I leave tomorrow for practicum to Lao.



I'm afraid. I'm afraid. I'm afraid.


oh G-d, I'm so afraid.


---
I've realized that I really am influenced by the emotions other people are feeling around me. Something in me always feels like it's my fault.

Tuesday, September 22, 2009


It used to be that the only thing I was good at was writing and photography.
It seems now I'm no good at either.

Regardless.


-photos from nong tong village on flickr-
IMG_3376

I transferred to North Park with one conviction- to learn about poverty. Since my time there, I've learned about racism, feminism, but not global poverty.
I gave up photography- being behind it made me feel distant, and separate, and like I was stealing from someone. I spent a lot of time questioning what good it did- the only people who're interested in photography of development already have seen the best. To them- a photo's just a photo. For everyone else in the western world- they spend most of their days distracted by their lives, and if they really wanted to know what was going on- it's just a few clicks away. A photo's just a photo to them too.
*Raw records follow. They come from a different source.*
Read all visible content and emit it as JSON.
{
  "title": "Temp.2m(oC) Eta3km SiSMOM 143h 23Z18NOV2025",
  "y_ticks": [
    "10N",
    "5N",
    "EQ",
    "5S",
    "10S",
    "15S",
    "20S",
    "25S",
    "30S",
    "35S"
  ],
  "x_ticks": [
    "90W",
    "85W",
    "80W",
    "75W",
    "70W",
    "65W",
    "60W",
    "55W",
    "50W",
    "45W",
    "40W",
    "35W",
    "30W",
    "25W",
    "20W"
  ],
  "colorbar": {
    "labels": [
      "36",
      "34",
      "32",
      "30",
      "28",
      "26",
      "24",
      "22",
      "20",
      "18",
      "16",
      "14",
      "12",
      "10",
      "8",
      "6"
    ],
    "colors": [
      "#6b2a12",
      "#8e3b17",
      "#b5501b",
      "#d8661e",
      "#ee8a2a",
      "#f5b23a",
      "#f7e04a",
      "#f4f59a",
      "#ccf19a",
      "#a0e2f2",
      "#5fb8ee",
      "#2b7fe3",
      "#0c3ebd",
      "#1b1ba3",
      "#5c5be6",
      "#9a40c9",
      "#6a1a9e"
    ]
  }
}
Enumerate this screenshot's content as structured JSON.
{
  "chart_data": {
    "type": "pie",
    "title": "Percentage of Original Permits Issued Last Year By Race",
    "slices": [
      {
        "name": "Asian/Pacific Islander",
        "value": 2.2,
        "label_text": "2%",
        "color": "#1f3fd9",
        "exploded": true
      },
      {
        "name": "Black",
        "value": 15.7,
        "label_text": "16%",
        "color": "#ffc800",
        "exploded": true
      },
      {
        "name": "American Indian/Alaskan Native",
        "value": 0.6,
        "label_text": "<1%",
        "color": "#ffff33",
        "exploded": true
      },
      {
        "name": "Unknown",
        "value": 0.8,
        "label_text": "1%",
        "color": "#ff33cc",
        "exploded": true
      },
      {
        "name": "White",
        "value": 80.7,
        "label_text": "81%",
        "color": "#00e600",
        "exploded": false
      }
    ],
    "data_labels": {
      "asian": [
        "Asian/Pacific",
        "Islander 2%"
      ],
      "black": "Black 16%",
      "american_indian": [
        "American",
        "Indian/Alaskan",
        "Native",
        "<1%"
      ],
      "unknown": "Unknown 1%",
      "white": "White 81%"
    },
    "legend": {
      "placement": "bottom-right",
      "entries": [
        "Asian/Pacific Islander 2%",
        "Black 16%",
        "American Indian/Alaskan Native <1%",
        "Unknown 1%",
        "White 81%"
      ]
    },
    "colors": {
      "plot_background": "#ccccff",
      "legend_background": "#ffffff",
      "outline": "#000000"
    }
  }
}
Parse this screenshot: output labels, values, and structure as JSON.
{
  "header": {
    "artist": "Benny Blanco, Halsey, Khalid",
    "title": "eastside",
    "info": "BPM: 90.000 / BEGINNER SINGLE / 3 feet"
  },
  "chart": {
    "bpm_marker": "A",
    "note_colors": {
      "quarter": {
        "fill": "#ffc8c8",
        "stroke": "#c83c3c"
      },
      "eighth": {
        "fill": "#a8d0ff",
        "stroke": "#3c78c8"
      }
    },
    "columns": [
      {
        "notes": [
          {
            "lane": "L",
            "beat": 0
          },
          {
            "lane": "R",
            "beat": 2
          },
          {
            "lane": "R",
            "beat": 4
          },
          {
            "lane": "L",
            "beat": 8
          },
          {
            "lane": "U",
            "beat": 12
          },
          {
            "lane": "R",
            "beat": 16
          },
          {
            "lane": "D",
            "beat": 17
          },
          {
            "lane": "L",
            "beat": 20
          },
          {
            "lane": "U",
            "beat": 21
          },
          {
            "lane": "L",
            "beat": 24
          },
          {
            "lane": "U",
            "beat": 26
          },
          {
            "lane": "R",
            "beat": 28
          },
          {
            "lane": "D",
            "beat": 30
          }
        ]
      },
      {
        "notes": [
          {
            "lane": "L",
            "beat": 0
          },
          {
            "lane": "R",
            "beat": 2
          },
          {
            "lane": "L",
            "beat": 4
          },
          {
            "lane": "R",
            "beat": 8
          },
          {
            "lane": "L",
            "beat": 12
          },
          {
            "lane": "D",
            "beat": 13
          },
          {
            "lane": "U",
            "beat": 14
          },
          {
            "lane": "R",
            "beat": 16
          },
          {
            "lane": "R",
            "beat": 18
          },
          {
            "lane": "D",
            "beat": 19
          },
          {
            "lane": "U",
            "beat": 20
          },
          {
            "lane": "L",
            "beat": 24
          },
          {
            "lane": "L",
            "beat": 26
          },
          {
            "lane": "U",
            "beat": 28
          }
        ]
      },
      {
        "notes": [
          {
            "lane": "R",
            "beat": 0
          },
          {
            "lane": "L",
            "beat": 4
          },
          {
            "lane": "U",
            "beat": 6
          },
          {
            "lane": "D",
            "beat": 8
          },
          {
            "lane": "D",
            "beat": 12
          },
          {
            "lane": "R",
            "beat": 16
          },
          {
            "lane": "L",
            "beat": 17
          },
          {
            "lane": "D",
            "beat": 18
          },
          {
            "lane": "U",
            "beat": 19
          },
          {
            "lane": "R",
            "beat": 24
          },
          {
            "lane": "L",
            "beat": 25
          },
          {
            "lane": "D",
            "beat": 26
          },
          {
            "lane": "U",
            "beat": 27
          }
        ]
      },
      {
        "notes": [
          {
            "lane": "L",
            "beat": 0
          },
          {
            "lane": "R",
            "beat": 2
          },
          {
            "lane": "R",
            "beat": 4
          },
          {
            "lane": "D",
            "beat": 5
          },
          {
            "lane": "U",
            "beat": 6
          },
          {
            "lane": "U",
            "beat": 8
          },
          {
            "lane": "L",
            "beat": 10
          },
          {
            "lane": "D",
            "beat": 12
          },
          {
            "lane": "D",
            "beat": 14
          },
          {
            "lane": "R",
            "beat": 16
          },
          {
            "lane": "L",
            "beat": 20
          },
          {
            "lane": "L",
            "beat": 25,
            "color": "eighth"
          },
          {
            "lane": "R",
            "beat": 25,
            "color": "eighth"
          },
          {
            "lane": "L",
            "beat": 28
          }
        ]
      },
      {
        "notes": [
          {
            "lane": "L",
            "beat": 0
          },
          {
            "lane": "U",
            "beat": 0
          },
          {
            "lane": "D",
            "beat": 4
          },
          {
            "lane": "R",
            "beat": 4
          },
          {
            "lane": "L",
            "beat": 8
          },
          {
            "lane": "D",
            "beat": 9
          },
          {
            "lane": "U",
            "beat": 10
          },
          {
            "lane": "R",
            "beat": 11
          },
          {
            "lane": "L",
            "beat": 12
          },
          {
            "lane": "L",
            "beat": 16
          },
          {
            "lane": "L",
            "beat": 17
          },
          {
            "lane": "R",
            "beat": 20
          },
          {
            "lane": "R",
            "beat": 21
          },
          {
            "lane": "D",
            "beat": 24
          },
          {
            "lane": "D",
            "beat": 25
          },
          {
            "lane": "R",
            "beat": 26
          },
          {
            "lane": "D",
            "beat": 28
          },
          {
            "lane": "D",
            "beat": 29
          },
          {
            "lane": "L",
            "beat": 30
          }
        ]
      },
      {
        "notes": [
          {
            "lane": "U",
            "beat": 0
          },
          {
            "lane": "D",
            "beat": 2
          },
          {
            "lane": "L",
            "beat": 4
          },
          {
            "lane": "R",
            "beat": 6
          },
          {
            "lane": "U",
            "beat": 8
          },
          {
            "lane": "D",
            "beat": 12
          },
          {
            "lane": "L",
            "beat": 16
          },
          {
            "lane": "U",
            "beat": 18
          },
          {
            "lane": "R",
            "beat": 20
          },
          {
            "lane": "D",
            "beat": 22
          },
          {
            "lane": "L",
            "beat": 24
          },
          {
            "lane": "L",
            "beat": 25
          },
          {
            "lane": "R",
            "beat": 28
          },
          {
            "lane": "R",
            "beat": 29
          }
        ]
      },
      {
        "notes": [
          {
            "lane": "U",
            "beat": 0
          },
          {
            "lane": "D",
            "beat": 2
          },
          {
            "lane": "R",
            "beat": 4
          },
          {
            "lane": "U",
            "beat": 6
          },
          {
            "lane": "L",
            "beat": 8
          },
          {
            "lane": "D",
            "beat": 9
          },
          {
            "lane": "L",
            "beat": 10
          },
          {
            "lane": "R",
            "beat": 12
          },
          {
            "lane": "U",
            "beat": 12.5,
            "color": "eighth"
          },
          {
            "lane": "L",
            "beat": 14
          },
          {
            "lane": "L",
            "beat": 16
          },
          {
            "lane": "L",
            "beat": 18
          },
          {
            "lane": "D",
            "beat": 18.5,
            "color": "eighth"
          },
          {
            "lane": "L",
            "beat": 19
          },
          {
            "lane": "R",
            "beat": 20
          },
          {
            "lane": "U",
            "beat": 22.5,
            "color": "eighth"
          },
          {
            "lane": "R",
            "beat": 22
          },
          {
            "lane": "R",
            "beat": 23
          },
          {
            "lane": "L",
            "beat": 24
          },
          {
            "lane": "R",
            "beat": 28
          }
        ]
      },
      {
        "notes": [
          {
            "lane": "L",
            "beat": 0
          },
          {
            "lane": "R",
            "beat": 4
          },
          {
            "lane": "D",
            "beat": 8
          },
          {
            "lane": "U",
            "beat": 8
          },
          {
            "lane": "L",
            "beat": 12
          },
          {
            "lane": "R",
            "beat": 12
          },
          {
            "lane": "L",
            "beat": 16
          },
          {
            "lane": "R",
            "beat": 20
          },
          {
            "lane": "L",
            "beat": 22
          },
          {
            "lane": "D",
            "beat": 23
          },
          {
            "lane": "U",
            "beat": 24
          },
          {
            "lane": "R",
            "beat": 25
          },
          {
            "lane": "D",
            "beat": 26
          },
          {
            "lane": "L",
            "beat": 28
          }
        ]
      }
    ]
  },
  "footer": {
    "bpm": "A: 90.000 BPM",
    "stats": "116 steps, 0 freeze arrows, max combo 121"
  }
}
I get scared when I realize that this is still the only thing I'm "good" at. One- because I'm not that good, two- because photography and journalism don't matter anymore.


.... I gave it all up for this education I wanted at North Park- and I still didn't learn what I wanted to learn.


A friend of mine takes beautiful photographs- so beautiful that I kept thinking one of them was done by a professional photographer. She just has a natural eye.

In all this time, in all my trying- I can't do what she does.


But here I am- a week away from an advertising practicum. Going back to this thing I spent years of my life slaving for and then spent the last 2 years trying to forget- I don't have an idea what I'm doing.

Friday, September 18, 2009

The only thing I feel is that I should be better than this.


better driven, a better student, a less selfish friend.

And anger. Because I know- that all I can give is my best, and I can't do that if I spend my days moping.


I just need to get the fuck over this.

Wednesday, September 16, 2009

still alive

Hi everyone.

I'm still alive. I have lots of papers, and will be writing about the affect of tourism for them all. They're due the 25th. I don't really have enough time.

I'm going to Laos for my practicum... to create promotional brochures for a bi-vocational school. With Laos for the practicum, and Vietnam after the program- I just need to get to Cambodia and I'll have visited the entire Mekong Region. Pretty sweet.

I don't really know what it is- but my back is starting to hurt.